Christina Cotsakis, a freshman romance languages and business major from Alpharetta, Ga. said she enjoys HONY because it allows her to see the daily lives of different people.
“I like Humans of New York because I feel like it appeals to people’s secret love of people watching without being creepy,” Cotsakis said.
Stanton said he takes photographs everyday for around three hours. During that time, he will normally cover about six or seven miles to find a variety of people. The rest of the day, Stanton works on administering the HONY blog, answering e-mails and doing interviews.
As for the future of HONY, Stanton said he has reached a point where he needs to modify the project in regard to funding and reaching the audience. But even as Stanton thinks about monetizing his project, he said he hopes to avoid making it too commercial while still allowing it to develop.
“At this point, I’ve got over 50,000 people looking at the photos every single day, so I could probably raise money pretty unobtrusively through a print sale or something like that,” Stanton said. “I’m currently weighing my options, and I’m optimistic that I can raise enough money to continue doing this without over-commercializing the project, which I’m really worried about doing.”
Commercialization of HONY worries Stanton because he believes it could negatively affect the energy of the project.
“[Humans of New York] has this energy behind it. People are very passionate about it,” Stanton said. “I think a lot of that passion stems from the idea of somebody stopping random people on the street and documenting them out of a respect for their humanity and an interest in them. When you bring money into anything, it dilutes that energy, and I want to be very careful.”
Dave Adams, a senior public relations major from Kennesaw, Ga., said he enjoys Humans of New York because of the emphasis on the person rather than artistic composition.
“I like the fact that it’s not so much focused on the composition of the photos as much as it is portraying the person raw,” Adams said. “It’s really about the person…that’s what I like about it, it kind of lives up to its name.”

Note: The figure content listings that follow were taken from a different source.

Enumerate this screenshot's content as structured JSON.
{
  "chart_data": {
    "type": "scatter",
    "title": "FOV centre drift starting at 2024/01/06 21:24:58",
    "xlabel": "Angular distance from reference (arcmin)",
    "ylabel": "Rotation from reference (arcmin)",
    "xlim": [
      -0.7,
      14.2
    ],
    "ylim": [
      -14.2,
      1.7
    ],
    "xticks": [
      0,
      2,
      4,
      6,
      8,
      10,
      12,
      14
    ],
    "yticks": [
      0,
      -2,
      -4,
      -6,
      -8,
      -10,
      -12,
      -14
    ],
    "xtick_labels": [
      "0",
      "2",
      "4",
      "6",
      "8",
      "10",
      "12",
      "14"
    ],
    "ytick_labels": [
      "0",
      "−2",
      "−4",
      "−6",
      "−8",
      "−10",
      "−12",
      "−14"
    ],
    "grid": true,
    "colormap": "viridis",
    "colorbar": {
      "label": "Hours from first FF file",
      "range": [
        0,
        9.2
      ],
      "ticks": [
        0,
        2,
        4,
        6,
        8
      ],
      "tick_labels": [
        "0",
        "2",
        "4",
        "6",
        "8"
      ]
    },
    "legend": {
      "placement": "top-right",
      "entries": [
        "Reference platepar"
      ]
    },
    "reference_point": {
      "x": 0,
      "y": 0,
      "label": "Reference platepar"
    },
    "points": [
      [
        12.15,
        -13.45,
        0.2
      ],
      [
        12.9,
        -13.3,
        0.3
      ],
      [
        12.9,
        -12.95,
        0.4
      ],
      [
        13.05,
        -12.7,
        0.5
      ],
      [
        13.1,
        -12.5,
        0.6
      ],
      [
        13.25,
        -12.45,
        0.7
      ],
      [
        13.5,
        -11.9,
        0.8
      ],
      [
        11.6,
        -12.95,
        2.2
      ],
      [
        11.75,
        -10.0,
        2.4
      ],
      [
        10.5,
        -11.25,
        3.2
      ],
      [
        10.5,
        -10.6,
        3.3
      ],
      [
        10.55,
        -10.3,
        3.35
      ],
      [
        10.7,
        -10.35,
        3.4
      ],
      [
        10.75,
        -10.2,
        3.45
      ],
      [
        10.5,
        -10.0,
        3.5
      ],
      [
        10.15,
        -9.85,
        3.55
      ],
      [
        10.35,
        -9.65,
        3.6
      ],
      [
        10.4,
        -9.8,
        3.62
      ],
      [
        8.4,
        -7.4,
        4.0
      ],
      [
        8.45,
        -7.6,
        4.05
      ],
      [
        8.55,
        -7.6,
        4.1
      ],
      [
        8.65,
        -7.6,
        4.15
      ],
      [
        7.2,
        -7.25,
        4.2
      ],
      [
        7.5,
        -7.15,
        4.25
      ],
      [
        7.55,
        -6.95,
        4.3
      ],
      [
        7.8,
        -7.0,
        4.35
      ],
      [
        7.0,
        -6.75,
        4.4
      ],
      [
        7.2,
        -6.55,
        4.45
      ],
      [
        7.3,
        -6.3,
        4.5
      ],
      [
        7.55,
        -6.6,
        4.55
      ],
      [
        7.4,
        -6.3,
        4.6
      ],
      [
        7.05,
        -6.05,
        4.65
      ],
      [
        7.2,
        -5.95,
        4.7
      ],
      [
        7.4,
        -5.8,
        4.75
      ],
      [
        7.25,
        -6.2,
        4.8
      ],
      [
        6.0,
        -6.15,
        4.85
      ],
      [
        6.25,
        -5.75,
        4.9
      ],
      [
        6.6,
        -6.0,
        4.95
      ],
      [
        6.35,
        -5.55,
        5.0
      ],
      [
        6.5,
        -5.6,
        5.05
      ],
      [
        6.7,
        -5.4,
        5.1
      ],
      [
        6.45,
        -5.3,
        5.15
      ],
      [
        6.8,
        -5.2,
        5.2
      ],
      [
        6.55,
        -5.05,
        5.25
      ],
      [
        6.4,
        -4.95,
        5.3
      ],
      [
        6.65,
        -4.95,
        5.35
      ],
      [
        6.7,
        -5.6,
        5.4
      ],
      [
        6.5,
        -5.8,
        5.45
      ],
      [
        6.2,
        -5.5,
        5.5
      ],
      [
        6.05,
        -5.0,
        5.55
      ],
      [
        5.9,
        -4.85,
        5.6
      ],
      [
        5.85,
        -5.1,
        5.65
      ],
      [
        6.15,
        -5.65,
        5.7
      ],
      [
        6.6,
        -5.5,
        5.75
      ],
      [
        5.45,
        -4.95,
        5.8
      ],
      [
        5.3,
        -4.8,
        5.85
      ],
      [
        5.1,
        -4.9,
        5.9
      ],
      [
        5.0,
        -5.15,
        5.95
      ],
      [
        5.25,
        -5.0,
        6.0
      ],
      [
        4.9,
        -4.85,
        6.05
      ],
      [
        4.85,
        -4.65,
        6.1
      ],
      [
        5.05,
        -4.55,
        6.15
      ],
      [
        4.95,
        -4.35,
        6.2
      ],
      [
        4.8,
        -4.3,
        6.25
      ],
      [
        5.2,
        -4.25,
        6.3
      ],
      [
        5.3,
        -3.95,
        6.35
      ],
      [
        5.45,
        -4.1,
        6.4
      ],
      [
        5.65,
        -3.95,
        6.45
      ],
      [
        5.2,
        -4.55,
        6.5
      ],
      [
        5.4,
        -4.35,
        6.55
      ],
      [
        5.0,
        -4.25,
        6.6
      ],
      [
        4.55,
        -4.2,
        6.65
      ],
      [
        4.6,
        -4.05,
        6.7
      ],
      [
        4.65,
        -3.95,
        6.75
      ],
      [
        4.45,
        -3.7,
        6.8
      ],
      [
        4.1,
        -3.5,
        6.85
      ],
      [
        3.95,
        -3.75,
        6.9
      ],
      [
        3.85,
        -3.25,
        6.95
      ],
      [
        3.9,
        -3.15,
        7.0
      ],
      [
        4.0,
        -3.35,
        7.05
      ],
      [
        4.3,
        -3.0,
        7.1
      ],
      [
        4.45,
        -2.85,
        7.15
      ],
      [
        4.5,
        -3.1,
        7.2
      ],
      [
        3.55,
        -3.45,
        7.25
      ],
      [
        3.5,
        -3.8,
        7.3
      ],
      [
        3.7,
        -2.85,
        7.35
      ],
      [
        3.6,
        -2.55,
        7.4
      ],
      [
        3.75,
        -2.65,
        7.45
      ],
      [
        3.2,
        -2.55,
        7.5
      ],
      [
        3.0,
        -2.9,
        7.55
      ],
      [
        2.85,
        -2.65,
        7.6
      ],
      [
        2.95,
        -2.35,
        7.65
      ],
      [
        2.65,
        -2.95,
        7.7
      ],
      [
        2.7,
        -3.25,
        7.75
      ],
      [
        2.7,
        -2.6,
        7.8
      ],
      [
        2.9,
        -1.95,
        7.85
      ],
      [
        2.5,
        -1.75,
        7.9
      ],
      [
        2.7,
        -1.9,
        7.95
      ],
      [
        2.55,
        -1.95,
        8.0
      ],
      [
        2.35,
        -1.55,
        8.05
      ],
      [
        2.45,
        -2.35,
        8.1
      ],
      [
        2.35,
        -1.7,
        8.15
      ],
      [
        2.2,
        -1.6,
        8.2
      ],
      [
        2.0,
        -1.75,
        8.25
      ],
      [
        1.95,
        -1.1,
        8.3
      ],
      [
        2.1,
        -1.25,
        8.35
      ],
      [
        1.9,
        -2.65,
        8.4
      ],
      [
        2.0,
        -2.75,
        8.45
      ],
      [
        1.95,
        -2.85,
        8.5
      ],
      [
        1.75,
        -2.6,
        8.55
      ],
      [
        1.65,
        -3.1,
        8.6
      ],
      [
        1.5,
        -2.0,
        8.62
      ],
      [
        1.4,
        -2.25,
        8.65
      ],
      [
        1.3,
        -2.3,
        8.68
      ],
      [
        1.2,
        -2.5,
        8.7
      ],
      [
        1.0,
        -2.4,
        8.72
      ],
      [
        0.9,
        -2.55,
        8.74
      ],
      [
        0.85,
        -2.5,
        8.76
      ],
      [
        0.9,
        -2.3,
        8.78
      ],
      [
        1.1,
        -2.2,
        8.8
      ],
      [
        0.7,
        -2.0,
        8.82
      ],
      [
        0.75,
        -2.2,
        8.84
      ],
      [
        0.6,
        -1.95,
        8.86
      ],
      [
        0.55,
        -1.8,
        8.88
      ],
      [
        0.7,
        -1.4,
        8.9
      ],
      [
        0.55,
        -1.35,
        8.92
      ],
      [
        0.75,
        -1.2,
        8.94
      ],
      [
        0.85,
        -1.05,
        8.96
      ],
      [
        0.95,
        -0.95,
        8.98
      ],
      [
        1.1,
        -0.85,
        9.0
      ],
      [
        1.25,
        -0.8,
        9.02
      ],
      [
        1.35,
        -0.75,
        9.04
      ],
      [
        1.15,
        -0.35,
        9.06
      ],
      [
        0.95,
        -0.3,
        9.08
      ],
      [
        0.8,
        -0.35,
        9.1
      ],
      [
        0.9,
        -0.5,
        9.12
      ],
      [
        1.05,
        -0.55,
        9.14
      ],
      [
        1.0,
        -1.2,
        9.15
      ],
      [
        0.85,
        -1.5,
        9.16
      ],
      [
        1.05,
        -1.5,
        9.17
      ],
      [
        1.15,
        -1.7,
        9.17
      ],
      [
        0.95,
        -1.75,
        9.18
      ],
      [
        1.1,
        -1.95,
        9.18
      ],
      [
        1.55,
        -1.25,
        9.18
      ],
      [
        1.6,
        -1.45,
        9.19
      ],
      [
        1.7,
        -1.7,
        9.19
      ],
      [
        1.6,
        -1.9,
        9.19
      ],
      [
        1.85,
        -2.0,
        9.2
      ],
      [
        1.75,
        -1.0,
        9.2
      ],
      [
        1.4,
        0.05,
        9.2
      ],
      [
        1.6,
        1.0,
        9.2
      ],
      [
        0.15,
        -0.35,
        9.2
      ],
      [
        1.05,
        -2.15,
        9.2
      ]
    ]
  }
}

Stanton said he does not see HONY as a stepping stone to any sort of larger plans, but he does believe there will be books and other extensions of it. He also hopes to continue growing his audience and improving his photography.
Even though Stanton lives cheaply now — mainly off of savings from his previous job — he said he does not look toward HONY as a significant source of income.
“I’ve found what I love to do. It would be hard for me to enjoy my life more than I do right now,” Stanton said. “I’ve always said I don’t want HONY to be a means for me to achieve a certain lifestyle. I want it to be lifestyle in itself.”